Pensando no público em geral, que pode ficar confuso com esse tipo de discurso partindo de uma pessoa que ocupa importante função no Executivo Federal, vou fazer alguns esclarecimentos aqui. Por sua vez, estes esclarecimentos podem ser, obviamente, consultados pelo próprio ministro a fim de que ele tenha as informações necessárias para que não volte a ser alvo de chacota internacional (pelo menos no tocante a esse assunto).

O que levou ao surgimento, fortalecimento e tomada do poder pelos regimes fascistas (incluindo o nazismo) foram as consequências da Primeira Guerra Mundial, que destruíram o continente europeu, aliadas à Crise de 1929, que abalou toda a economia capitalista mundial. (Do ponto de vista político, no Brasil a crise de 1929 levou à eclosão da Revolução de 1930, que colocou Vargas no poder, encerrando o monopólio político das oligarquias rurais).

A situação em muitos países da Europa era gravíssima, com o desemprego em níveis altíssimos, inflação sem precedentes e muita insatisfação popular.

A principal causa da Crise de 1929 foi a política liberal, a qual condenava a intervenção do Estado nos assuntos econômicos (da mesma forma que o neoliberalismo prega hoje).
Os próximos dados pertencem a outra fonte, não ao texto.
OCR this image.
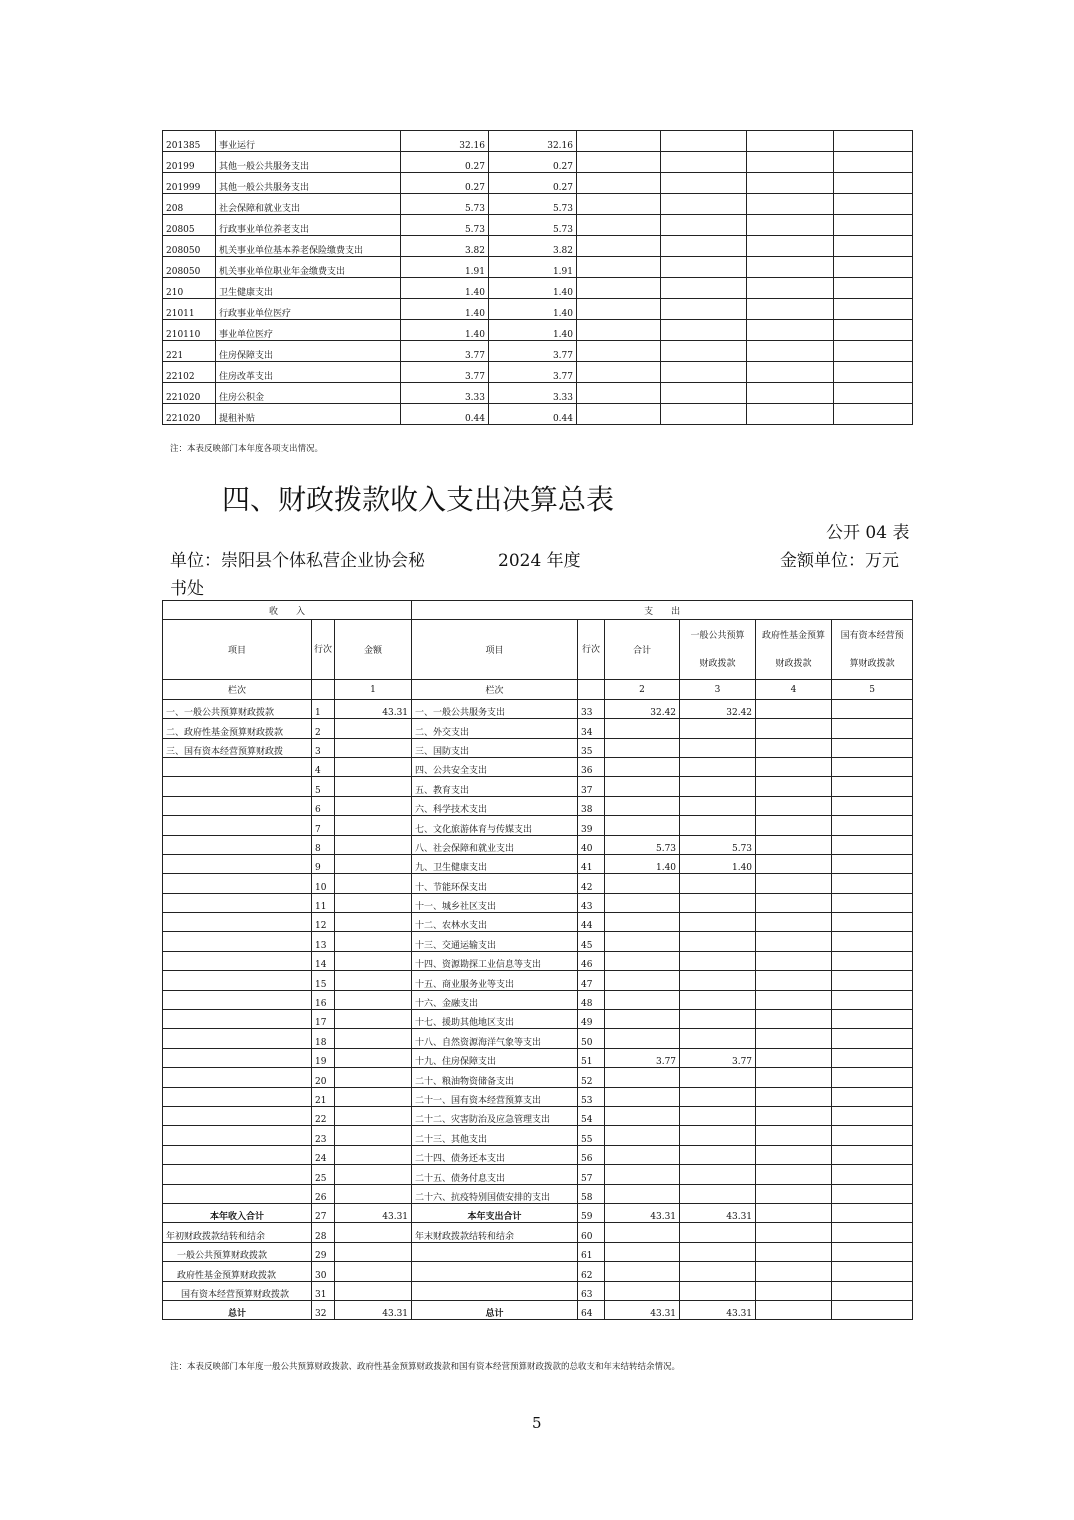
201385	事业运行	32.16	32.16				
20199	其他一般公共服务支出	0.27	0.27				
201999	其他一般公共服务支出	0.27	0.27				
208	社会保障和就业支出	5.73	5.73				
20805	行政事业单位养老支出	5.73	5.73				
208050	机关事业单位基本养老保险缴费支出	3.82	3.82				
208050	机关事业单位职业年金缴费支出	1.91	1.91				
210	卫生健康支出	1.40	1.40				
21011	行政事业单位医疗	1.40	1.40				
210110	事业单位医疗	1.40	1.40				
221	住房保障支出	3.77	3.77				
22102	住房改革支出	3.77	3.77				
221020	住房公积金	3.33	3.33				
221020	提租补贴	0.44	0.44				
注：本表反映部门本年度各项支出情况。
四、财政拨款收入支出决算总表
公开 04 表
单位：崇阳县个体私营企业协会秘
书处
2024 年度	金额单位：万元
收　　入			支　　出					
项目	行次	金额	项目	行次	合计	一般公共预算财政拨款	政府性基金预算财政拨款	国有资本经营预算财政拨款
栏次		1	栏次		2	3	4	5
一、一般公共预算财政拨款	1	43.31	一、一般公共服务支出	33	32.42	32.42		
二、政府性基金预算财政拨款	2		二、外交支出	34				
三、国有资本经营预算财政拨	3		三、国防支出	35				
	4		四、公共安全支出	36				
	5		五、教育支出	37				
	6		六、科学技术支出	38				
	7		七、文化旅游体育与传媒支出	39				
	8		八、社会保障和就业支出	40	5.73	5.73		
	9		九、卫生健康支出	41	1.40	1.40		
	10		十、节能环保支出	42				
	11		十一、城乡社区支出	43				
	12		十二、农林水支出	44				
	13		十三、交通运输支出	45				
	14		十四、资源勘探工业信息等支出	46				
	15		十五、商业服务业等支出	47				
	16		十六、金融支出	48				
	17		十七、援助其他地区支出	49				
	18		十八、自然资源海洋气象等支出	50				
	19		十九、住房保障支出	51	3.77	3.77		
	20		二十、粮油物资储备支出	52				
	21		二十一、国有资本经营预算支出	53				
	22		二十二、灾害防治及应急管理支出	54				
	23		二十三、其他支出	55				
	24		二十四、债务还本支出	56				
	25		二十五、债务付息支出	57				
	26		二十六、抗疫特别国债安排的支出	58				
本年收入合计	27	43.31	本年支出合计	59	43.31	43.31		
年初财政拨款结转和结余	28		年末财政拨款结转和结余	60				
一般公共预算财政拨款	29			61				
政府性基金预算财政拨款	30			62				
国有资本经营预算财政拨款	31			63				
总计	32	43.31	总计	64	43.31	43.31		
注：本表反映部门本年度一般公共预算财政拨款、政府性基金预算财政拨款和国有资本经营预算财政拨款的总收支和年末结转结余情况。
5
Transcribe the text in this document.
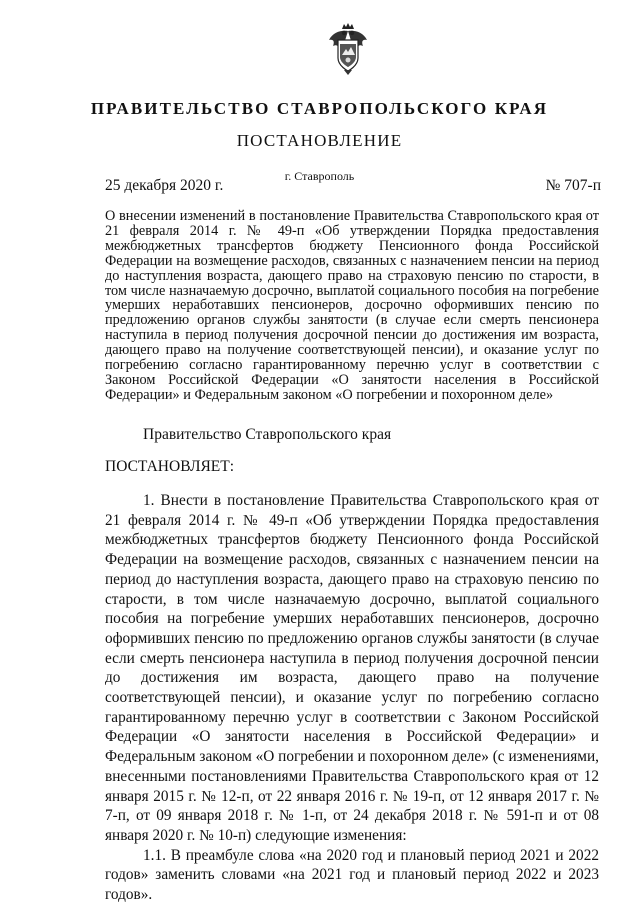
ПРАВИТЕЛЬСТВО СТАВРОПОЛЬСКОГО КРАЯ
ПОСТАНОВЛЕНИЕ
г. Ставрополь
25 декабря 2020 г.	№ 707-п
О внесении изменений в постановление Правительства Ставропольского края от 21 февраля 2014 г. № 49-п «Об утверждении Порядка предоставления межбюджетных трансфертов бюджету Пенсионного фонда Российской Федерации на возмещение расходов, связанных с назначением пенсии на период до наступления возраста, дающего право на страховую пенсию по старости, в том числе назначаемую досрочно, выплатой социального пособия на погребение умерших неработавших пенсионеров, досрочно оформивших пенсию по предложению органов службы занятости (в случае если смерть пенсионера наступила в период получения досрочной пенсии до достижения им возраста, дающего право на получение соответствующей пенсии), и оказание услуг по погребению согласно гарантированному перечню услуг в соответствии с Законом Российской Федерации «О занятости населения в Российской Федерации» и Федеральным законом «О погребении и похоронном деле»
Правительство Ставропольского края
ПОСТАНОВЛЯЕТ:

1. Внести в постановление Правительства Ставропольского края от 21 февраля 2014 г. № 49-п «Об утверждении Порядка предоставления межбюджетных трансфертов бюджету Пенсионного фонда Российской Федерации на возмещение расходов, связанных с назначением пенсии на период до наступления возраста, дающего право на страховую пенсию по старости, в том числе назначаемую досрочно, выплатой социального пособия на погребение умерших неработавших пенсионеров, досрочно оформивших пенсию по предложению органов службы занятости (в случае если смерть пенсионера наступила в период получения досрочной пенсии до достижения им возраста, дающего право на получение соответствующей пенсии), и оказание услуг по погребению согласно гарантированному перечню услуг в соответствии с Законом Российской Федерации «О занятости населения в Российской Федерации» и Федеральным законом «О погребении и похоронном деле» (с изменениями, внесенными постановлениями Правительства Ставропольского края от 12 января 2015 г. № 12-п, от 22 января 2016 г. № 19-п, от 12 января 2017 г. № 7-п, от 09 января 2018 г. № 1-п, от 24 декабря 2018 г. № 591-п и от 08 января 2020 г. № 10-п) следующие изменения:

1.1. В преамбуле слова «на 2020 год и плановый период 2021 и 2022 годов» заменить словами «на 2021 год и плановый период 2022 и 2023 годов».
Assim, mesmo se percebendo que os valores das ações estavam acima do que realmente deveriam, ninguém fez nada para impedir haja vista a máxima liberal “a economia se move por suas próprias leis”. O resultado foi o colapso, fazendo com que em menos de 24 horas milionários perdessem tudo e, como falado anteriormente, todo o sistema capitalista fosse afetado. São conhecidos os números expressivos de suicídios em decorrência da quebra da Bolsa de NY.

Assim, em alguns países como Itália e Alemanha surgiram movimentos que tinham por principais pontos em seu discurso o combate ao liberalismo, tanto político quanto econômico, de um lado, e o combate ao socialismo e demais ideias igualitárias, por outro.
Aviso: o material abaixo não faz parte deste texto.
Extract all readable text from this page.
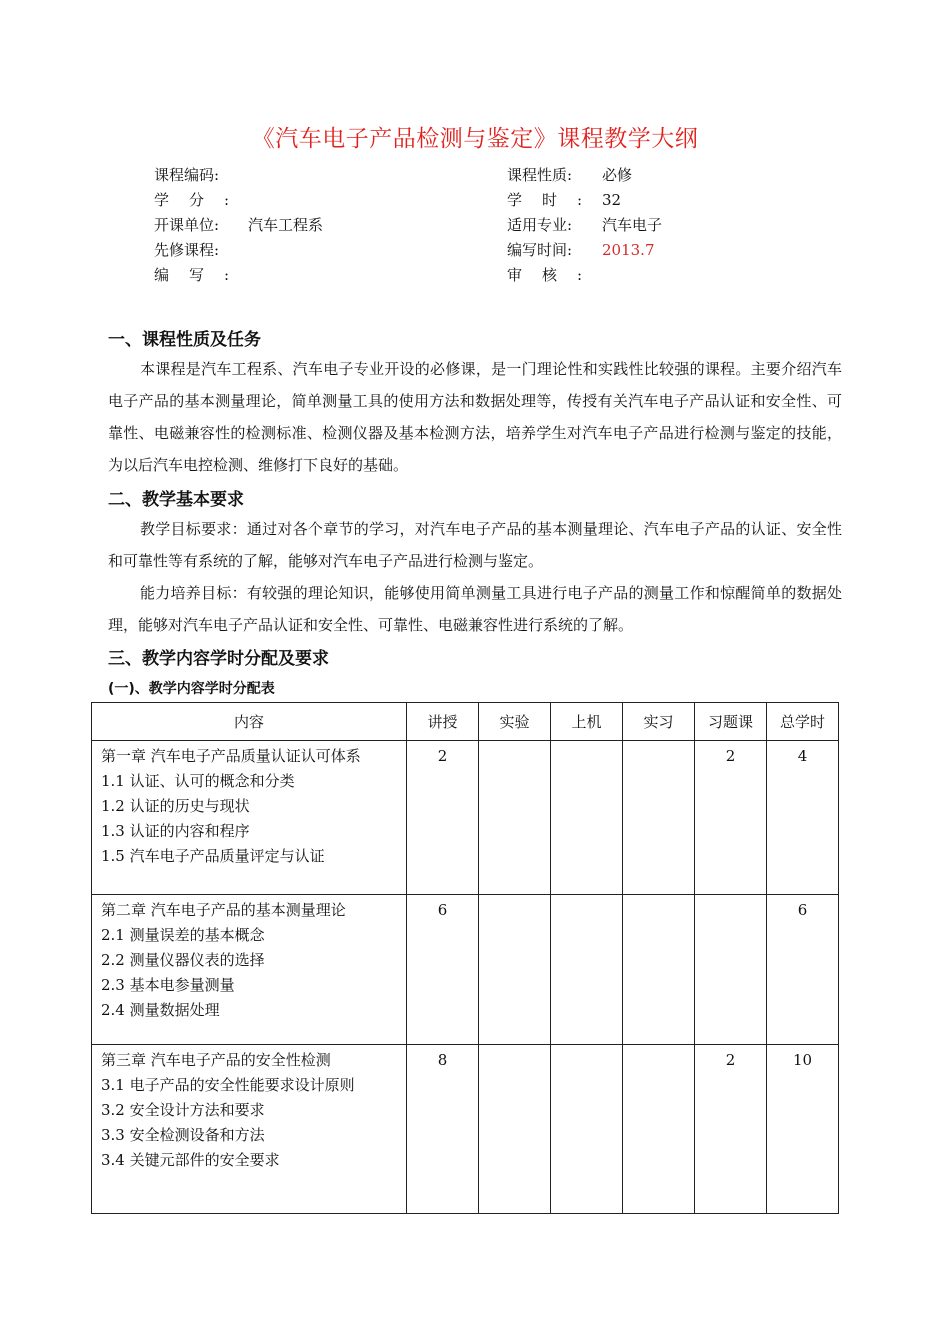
《汽车电子产品检测与鉴定》课程教学大纲
课程编码:	课程性质:	必修
学 分 :	学 时 : 32
开课单位:	汽车工程系	适用专业:	汽车电子
先修课程:	编写时间:	2013.7
编 写 :	审 核 :
一、课程性质及任务
本课程是汽车工程系、汽车电子专业开设的必修课，是一门理论性和实践性比较强的课程。主要介绍汽车电子产品的基本测量理论，简单测量工具的使用方法和数据处理等，传授有关汽车电子产品认证和安全性、可靠性、电磁兼容性的检测标准、检测仪器及基本检测方法，培养学生对汽车电子产品进行检测与鉴定的技能，为以后汽车电控检测、维修打下良好的基础。
二、教学基本要求
教学目标要求：通过对各个章节的学习，对汽车电子产品的基本测量理论、汽车电子产品的认证、安全性和可靠性等有系统的了解，能够对汽车电子产品进行检测与鉴定。
能力培养目标：有较强的理论知识，能够使用简单测量工具进行电子产品的测量工作和惊醒简单的数据处理，能够对汽车电子产品认证和安全性、可靠性、电磁兼容性进行系统的了解。
三、教学内容学时分配及要求
(一)、教学内容学时分配表
内容	讲授	实验	上机	实习	习题课	总学时

第一章 汽车电子产品质量认证认可体系
1.1 认证、认可的概念和分类
1.2 认证的历史与现状
1.3 认证的内容和程序
1.5 汽车电子产品质量评定与认证	2				2	4

第二章 汽车电子产品的基本测量理论
2.1 测量误差的基本概念
2.2 测量仪器仪表的选择
2.3 基本电参量测量
2.4 测量数据处理	6					6

第三章 汽车电子产品的安全性检测
3.1 电子产品的安全性能要求设计原则
3.2 安全设计方法和要求
3.3 安全检测设备和方法
3.4 关键元部件的安全要求	8				2	10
Dessa forma, aqueles líderes se aliaram ao empresariado (que temia a situação de penúria levar a massa de desempregados e miseráveis a se mobilizarem por uma revolução de caráter socialista, nos moldes da ocorrida na Rússia – que colocou Lenin, e posteriormente Stalin, no poder).
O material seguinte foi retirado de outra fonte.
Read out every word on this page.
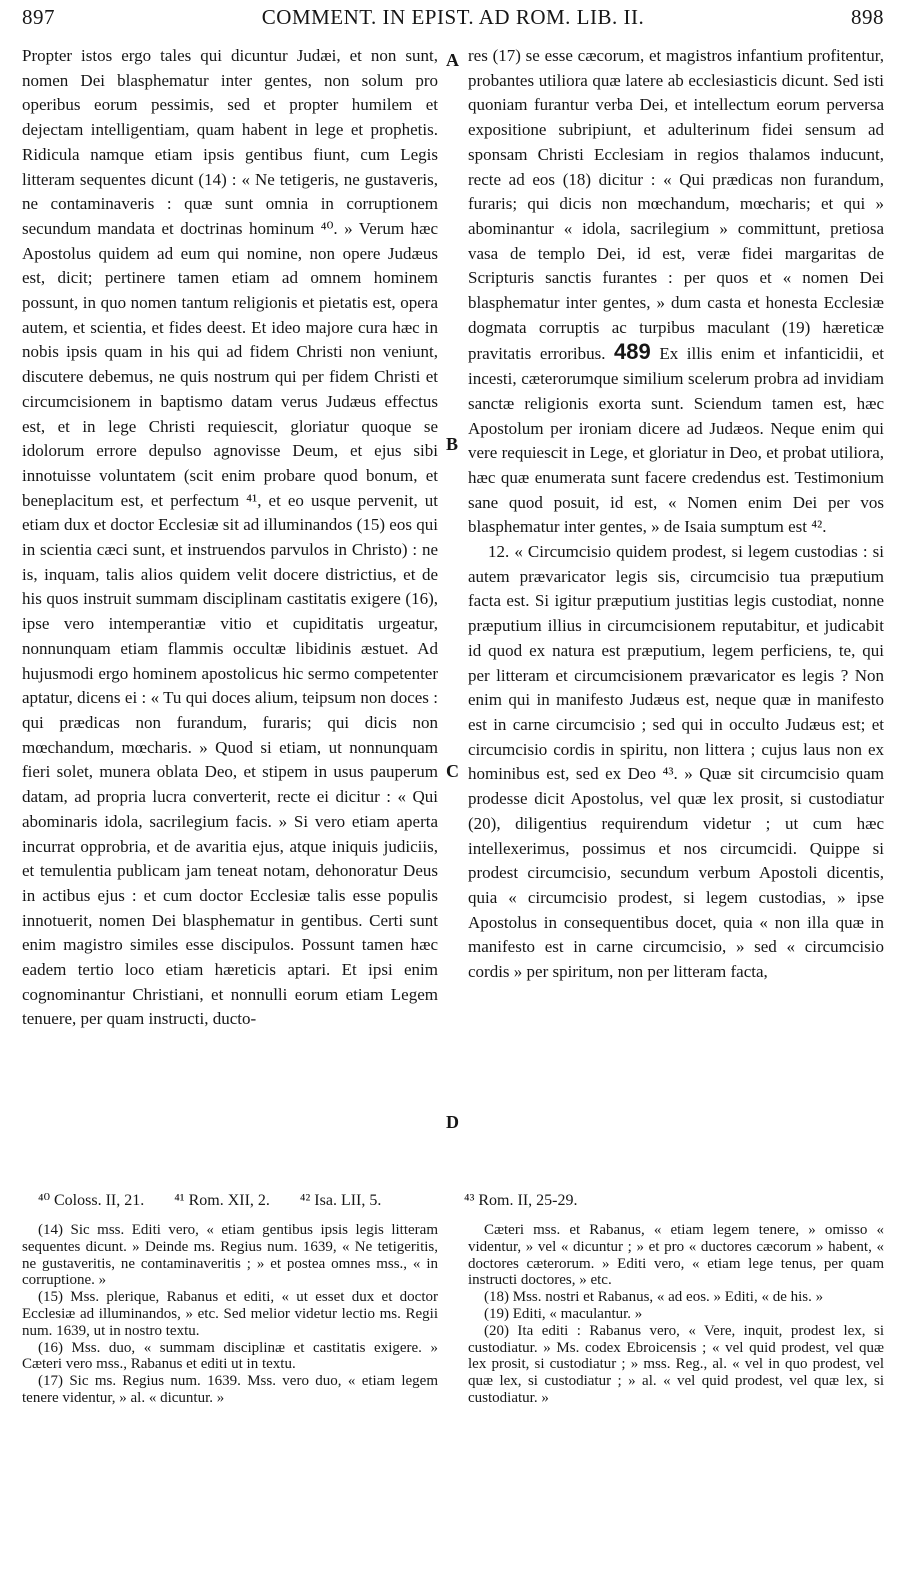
897	COMMENT. IN EPIST. AD ROM. LIB. II.	898

Propter istos ergo tales qui dicuntur Judæi, et non sunt, nomen Dei blasphematur inter gentes, non solum pro operibus eorum pessimis, sed et propter humilem et dejectam intelligentiam, quam habent in lege et prophetis. Ridicula namque etiam ipsis gentibus fiunt, cum Legis litteram sequentes dicunt (14) : « Ne tetigeris, ne gustaveris, ne contaminaveris : quæ sunt omnia in corruptionem secundum mandata et doctrinas hominum ⁴⁰. » Verum hæc Apostolus quidem ad eum qui nomine, non opere Judæus est, dicit; pertinere tamen etiam ad omnem hominem possunt, in quo nomen tantum religionis et pietatis est, opera autem, et scientia, et fides deest. Et ideo majore cura hæc in nobis ipsis quam in his qui ad fidem Christi non veniunt, discutere debemus, ne quis nostrum qui per fidem Christi et circumcisionem in baptismo datam verus Judæus effectus est, et in lege Christi requiescit, gloriatur quoque se idolorum errore depulso agnovisse Deum, et ejus sibi innotuisse voluntatem (scit enim probare quod bonum, et beneplacitum est, et perfectum ⁴¹, et eo usque pervenit, ut etiam dux et doctor Ecclesiæ sit ad illuminandos (15) eos qui in scientia cæci sunt, et instruendos parvulos in Christo) : ne is, inquam, talis alios quidem velit docere districtius, et de his quos instruit summam disciplinam castitatis exigere (16), ipse vero intemperantiæ vitio et cupiditatis urgeatur, nonnunquam etiam flammis occultæ libidinis æstuet. Ad hujusmodi ergo hominem apostolicus hic sermo competenter aptatur, dicens ei : « Tu qui doces alium, teipsum non doces : qui prædicas non furandum, furaris; qui dicis non mœchandum, mœcharis. » Quod si etiam, ut nonnunquam fieri solet, munera oblata Deo, et stipem in usus pauperum datam, ad propria lucra converterit, recte ei dicitur : « Qui abominaris idola, sacrilegium facis. » Si vero etiam aperta incurrat opprobria, et de avaritia ejus, atque iniquis judiciis, et temulentia publicam jam teneat notam, dehonoratur Deus in actibus ejus : et cum doctor Ecclesiæ talis esse populis innotuerit, nomen Dei blasphematur in gentibus. Certi sunt enim magistro similes esse discipulos. Possunt tamen hæc eadem tertio loco etiam hæreticis aptari. Et ipsi enim cognominantur Christiani, et nonnulli eorum etiam Legem tenuere, per quam instructi, ducto-

A
B
C
D

res (17) se esse cæcorum, et magistros infantium profitentur, probantes utiliora quæ latere ab ecclesiasticis dicunt. Sed isti quoniam furantur verba Dei, et intellectum eorum perversa expositione subripiunt, et adulterinum fidei sensum ad sponsam Christi Ecclesiam in regios thalamos inducunt, recte ad eos (18) dicitur : « Qui prædicas non furandum, furaris; qui dicis non mœchandum, mœcharis; et qui » abominantur « idola, sacrilegium » committunt, pretiosa vasa de templo Dei, id est, veræ fidei margaritas de Scripturis sanctis furantes : per quos et « nomen Dei blasphematur inter gentes, » dum casta et honesta Ecclesiæ dogmata corruptis ac turpibus maculant (19) hæreticæ pravitatis erroribus. 489 Ex illis enim et infanticidii, et incesti, cæterorumque similium scelerum probra ad invidiam sanctæ religionis exorta sunt. Sciendum tamen est, hæc Apostolum per ironiam dicere ad Judæos. Neque enim qui vere requiescit in Lege, et gloriatur in Deo, et probat utiliora, hæc quæ enumerata sunt facere credendus est. Testimonium sane quod posuit, id est, « Nomen enim Dei per vos blasphematur inter gentes, » de Isaia sumptum est ⁴².

12. « Circumcisio quidem prodest, si legem custodias : si autem prævaricator legis sis, circumcisio tua præputium facta est. Si igitur præputium justitias legis custodiat, nonne præputium illius in circumcisionem reputabitur, et judicabit id quod ex natura est præputium, legem perficiens, te, qui per litteram et circumcisionem prævaricator es legis ? Non enim qui in manifesto Judæus est, neque quæ in manifesto est in carne circumcisio ; sed qui in occulto Judæus est; et circumcisio cordis in spiritu, non littera ; cujus laus non ex hominibus est, sed ex Deo ⁴³. » Quæ sit circumcisio quam prodesse dicit Apostolus, vel quæ lex prosit, si custodiatur (20), diligentius requirendum videtur ; ut cum hæc intellexerimus, possimus et nos circumcidi. Quippe si prodest circumcisio, secundum verbum Apostoli dicentis, quia « circumcisio prodest, si legem custodias, » ipse Apostolus in consequentibus docet, quia « non illa quæ in manifesto est in carne circumcisio, » sed « circumcisio cordis » per spiritum, non per litteram facta,

⁴⁰ Coloss. II, 21. ⁴¹ Rom. XII, 2. ⁴² Isa. LII, 5.	⁴³ Rom. II, 25-29.

(14) Sic mss. Editi vero, « etiam gentibus ipsis legis litteram sequentes dicunt. » Deinde ms. Regius num. 1639, « Ne tetigeritis, ne gustaveritis, ne contaminaveritis ; » et postea omnes mss., « in corruptione. »

(15) Mss. plerique, Rabanus et editi, « ut esset dux et doctor Ecclesiæ ad illuminandos, » etc. Sed melior videtur lectio ms. Regii num. 1639, ut in nostro textu.

(16) Mss. duo, « summam disciplinæ et castitatis exigere. » Cæteri vero mss., Rabanus et editi ut in textu.

(17) Sic ms. Regius num. 1639. Mss. vero duo, « etiam legem tenere videntur, » al. « dicuntur. »

Cæteri mss. et Rabanus, « etiam legem tenere, » omisso « videntur, » vel « dicuntur ; » et pro « ductores cæcorum » habent, « doctores cæterorum. » Editi vero, « etiam lege tenus, per quam instructi doctores, » etc.

(18) Mss. nostri et Rabanus, « ad eos. » Editi, « de his. »

(19) Editi, « maculantur. »

(20) Ita editi : Rabanus vero, « Vere, inquit, prodest lex, si custodiatur. » Ms. codex Ebroicensis ; « vel quid prodest, vel quæ lex prosit, si custodiatur ; » mss. Reg., al. « vel in quo prodest, vel quæ lex, si custodiatur ; » al. « vel quid prodest, vel quæ lex, si custodiatur. »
Logo, houve uma aliança entre a burguesia e os líderes fascistas por meio da qual puderam assumir o governo, com total proteção à propriedade privada. O caso do fascismo alemão (nazismo ou nazi-fascismo) tem ao menos um componente diferenciado que merece destaque: o discurso de superioridade da raça ariana. Assim, todos os que não se enquadravam naquele perfil foram perseguidos, juntamente com os militantes socialistas e comunistas (esquerda), e tiveram seus bens tomados pelo Estado (só a propriedade privada daqueles grupos não foi protegida, pois eram considerados inimigos da pátria). Na Alemanha ocorreu também a cessão, pelo governo, de prisioneiros alemães para que trabalhassem como escravos em diversas empresas, como foi o caso de Schindler, retratado no filme “A lista de Schindler”.

Face ao exposto, o nazismo, assim como todos os fascismos, não pode nunca ser considerado um movimento ou governo de esquerda porque: a) protegeu a propriedade privada, b) aliou-se à burguesia e c) combateu os intelectuais, militantes e movimentos de esquerda, juntamente como todos os defensores da democracia. Logo ele foi um movimento autoritário de direita, antiliberal do ponto de vista econômico (o Estado tinha “mão forte” sobre a economia) e do ponto de vista político (uma ditadura de partido único com governo centralizado na figura do chefe).

Eric Hobsbawn em seu livro “A era dos Extremos” demonstra que foi justamente por seu caráter antiliberal e antissocialista que o nazismo conseguiu juntar do mesmo lado da trincheira os EUA (baluarte do liberalismo) e a URSS (primeiro país a fazer uma revolução socialista e conseguir se manter no poder consistentemente). O autor enfatiza que só o fascismo conseguiria tal façanha.

Com esta intenção de esclarecimento, não pretendo defender ideologia alguma, apenas reiterar o necessário cuidado que pessoas públicas, sobretudo membros do governo, precisam ter ao fazer qualquer tipo de pronunciamento. Por mais que outros interesses ideológicos, políticos ou de qualquer natureza estejam em jogo, é no mínimo constrangedor que o chanceler (o principal responsável por representar o Brasil perante os outros países, depois do chefe de Estado) cometa tamanho erro conceitual e teórico. Não podemos esperar muito dos presidentes, mas dos ministros das relações exteriores sim, haja vista a seriedade da formação diplomática no país a qual, imagino, não permitira que seus alunos gazeteassem tantas aulas.

Infelizmente, talvez por esse cuidado mesmo, nós professores estejamos sendo tão atacados ultimamente. Por um lado dizem que não ensinamos o que deveríamos, principalmente os de História, e, de outro, somos chamados de “doutrinadores” pois, ao que parece, esse tipo de ação que ora realizo é vista por muitos como “doutrinação”.